Prior to Egypt’s revolution/uprising there was little to see by the way of graffiti and/or street art around Cairo. Sure, there were a couple pieces here and there, but there was nothing striking, nothing poignant and certainly nothing big enough to warrant attention. Everything changed on January 25th, 2011 when slogans, banners and artwork popped up across the nation’s capital as people demanded the former president step down from power.

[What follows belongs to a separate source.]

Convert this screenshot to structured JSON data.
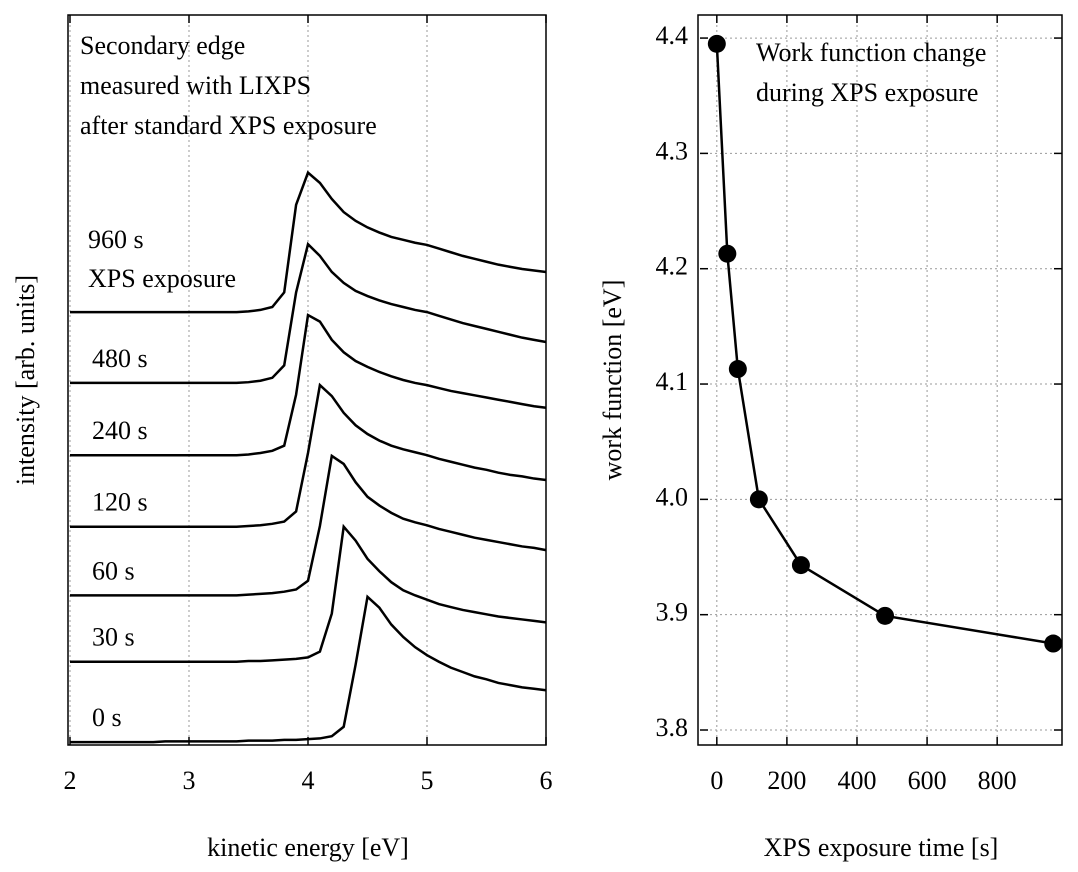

Literally overnight, artwork – some small, others quite large in scale – could be found everywhere. They were under overpasses, sprayed onto the sides of buildings, slapped on police trucks, fixed under boutique awnings and adorned statues in the center of town. Cairo (along with other cities across Egypt) was instantly transformed and what oozed forth from that moment was a deluge of work executed by fired-up citizens (mainly youth) who were ready to demand change.
Since 2011, urban artwork has gone up, been painted over and gone up again in heavily populated parts of the city like Zamalek and Heliopolis (close to the presidential palace), and especially in areas adjacent to the infamous Tahrir Square and Kasr el Aini and Mohamed Mahmoud streets.
Through stencils, murals, motifs and posters, Egypt’s artists and activists have used Cairo’s walls as blank canvases to express their socio-political views and hopes for the future of their country. If it gets painted over, they’re back the following week putting something bigger and more provocative in its place.
One nice thing about the graffiti/street art in Egypt is that it hasn’t been the work of young men alone. Egyptian women have also taken to the streets to express their views on a host of issues and to let the rest of the population know they’re ready to get down and dirty when it comes to highlighting the issues that matter to them most (education, religion, equality and sexual harassment).